The scan is local, fast, and AI-free. Bypass in an emergency with git commit --no-verify. Details in docs/advanced.md.


How It Works

User Terminal
     │
     ▼
TypeScript CLI (Commander.js)  ── gathers git context, reads key from keychain
     │  HTTP POST to 127.0.0.1
     ▼
FastAPI Backend (localhost only)  ── injects memory + rules, enforces token budget
     │
     ▼
Provider Abstraction Layer  ──►  OpenAI · Anthropic · Gemini · DeepSeek · Generic
  1. You run a command.
  2. The CLI gathers context (git diff, file tree, lock files, etc.).
  3. The CLI reads your API key from the OS keychain.
  4. The CLI sends a structured request to the local FastAPI backend.
  5. The backend injects memory + rules, enforces the token budget, and calls your AI provider.
  6. The response is parsed and written to a Markdown report.

The backend binds only to 127.0.0.1 and is started automatically on first use.


FAQ

Does my code get sent anywhere? Only to the AI provider whose key you configured, and only the relevant context (diffs, changed files). There is no CodeJaguar server.

Where are my API keys stored? In your operating system's native keychain — never in a project file, log, or terminal output.

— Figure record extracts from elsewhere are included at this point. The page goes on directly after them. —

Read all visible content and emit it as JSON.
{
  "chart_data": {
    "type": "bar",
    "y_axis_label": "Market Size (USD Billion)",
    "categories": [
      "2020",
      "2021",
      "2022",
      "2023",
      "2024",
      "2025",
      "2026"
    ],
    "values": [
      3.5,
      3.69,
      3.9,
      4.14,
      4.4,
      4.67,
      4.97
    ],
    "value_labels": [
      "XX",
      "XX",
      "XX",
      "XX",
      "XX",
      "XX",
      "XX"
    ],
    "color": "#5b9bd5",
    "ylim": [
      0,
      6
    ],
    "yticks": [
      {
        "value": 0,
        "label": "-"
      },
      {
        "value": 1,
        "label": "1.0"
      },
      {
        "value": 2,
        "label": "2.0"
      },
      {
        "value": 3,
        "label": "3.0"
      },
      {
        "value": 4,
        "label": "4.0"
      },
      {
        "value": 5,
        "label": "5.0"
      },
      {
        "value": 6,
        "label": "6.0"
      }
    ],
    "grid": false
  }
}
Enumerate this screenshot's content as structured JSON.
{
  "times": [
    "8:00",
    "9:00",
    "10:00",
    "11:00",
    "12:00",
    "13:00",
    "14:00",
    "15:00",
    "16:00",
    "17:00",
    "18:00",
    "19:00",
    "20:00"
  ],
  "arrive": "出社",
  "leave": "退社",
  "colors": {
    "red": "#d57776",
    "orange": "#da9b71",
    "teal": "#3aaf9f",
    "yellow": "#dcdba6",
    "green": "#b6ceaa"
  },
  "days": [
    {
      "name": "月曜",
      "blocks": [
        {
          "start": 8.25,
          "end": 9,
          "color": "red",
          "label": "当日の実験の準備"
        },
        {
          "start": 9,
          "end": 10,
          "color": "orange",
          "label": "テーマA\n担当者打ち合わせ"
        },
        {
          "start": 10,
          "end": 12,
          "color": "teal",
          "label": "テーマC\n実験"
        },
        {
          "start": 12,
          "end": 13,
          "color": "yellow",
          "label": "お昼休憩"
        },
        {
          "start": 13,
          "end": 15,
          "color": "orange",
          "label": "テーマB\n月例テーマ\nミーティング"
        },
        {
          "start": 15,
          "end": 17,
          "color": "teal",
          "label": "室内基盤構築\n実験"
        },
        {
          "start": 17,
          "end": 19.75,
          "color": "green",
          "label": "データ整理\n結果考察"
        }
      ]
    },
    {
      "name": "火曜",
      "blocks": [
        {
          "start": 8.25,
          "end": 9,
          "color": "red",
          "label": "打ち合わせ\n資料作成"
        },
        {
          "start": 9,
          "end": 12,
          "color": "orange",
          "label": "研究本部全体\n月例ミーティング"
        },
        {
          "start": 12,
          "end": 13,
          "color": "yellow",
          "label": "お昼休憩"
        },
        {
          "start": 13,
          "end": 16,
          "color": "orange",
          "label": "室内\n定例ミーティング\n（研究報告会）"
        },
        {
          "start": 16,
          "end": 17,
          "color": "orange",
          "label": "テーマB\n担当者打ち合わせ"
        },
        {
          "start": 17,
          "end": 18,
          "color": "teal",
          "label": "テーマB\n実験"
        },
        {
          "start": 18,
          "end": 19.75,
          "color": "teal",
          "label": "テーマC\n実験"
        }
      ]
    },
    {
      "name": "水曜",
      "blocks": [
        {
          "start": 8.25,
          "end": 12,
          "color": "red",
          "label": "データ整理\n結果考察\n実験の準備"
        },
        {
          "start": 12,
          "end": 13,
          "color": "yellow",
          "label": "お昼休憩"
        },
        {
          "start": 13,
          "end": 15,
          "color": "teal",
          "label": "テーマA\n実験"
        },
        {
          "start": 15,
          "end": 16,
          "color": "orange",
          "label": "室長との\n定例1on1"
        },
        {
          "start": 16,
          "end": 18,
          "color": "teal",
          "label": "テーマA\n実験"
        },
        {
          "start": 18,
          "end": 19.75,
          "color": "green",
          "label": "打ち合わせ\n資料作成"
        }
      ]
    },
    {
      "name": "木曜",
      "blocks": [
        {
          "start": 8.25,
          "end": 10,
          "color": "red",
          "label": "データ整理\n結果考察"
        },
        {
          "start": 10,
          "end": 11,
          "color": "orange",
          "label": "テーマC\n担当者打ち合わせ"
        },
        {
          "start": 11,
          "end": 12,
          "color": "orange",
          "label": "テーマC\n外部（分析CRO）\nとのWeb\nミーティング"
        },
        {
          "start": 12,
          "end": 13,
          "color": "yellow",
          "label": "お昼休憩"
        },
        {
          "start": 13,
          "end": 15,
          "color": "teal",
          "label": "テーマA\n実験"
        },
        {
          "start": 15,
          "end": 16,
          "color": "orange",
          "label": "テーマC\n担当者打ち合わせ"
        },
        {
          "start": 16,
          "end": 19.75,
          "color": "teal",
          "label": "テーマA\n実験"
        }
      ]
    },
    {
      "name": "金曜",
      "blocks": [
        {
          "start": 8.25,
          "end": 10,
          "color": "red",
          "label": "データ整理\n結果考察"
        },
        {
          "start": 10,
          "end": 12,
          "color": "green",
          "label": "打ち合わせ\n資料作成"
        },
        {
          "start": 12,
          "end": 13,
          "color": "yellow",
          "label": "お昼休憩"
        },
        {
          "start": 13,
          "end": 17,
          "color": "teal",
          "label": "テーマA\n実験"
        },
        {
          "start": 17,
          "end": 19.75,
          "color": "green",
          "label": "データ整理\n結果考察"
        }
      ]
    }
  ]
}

Which providers are supported? OpenAI, Anthropic, Gemini, and DeepSeek out of the box, plus any OpenAI-compatible endpoint (Ollama, Groq, Together AI, Mistral, LM Studio, vLLM, etc.) via a custom base URL.

Why is there a Python backend? The provider abstraction, security scanners, and prompt assembly run in Python. It runs locally on loopback only and is started automatically.

How are oversized prompts handled? The backend enforces a per-provider token budget and safely truncates input that would exceed the model's context window.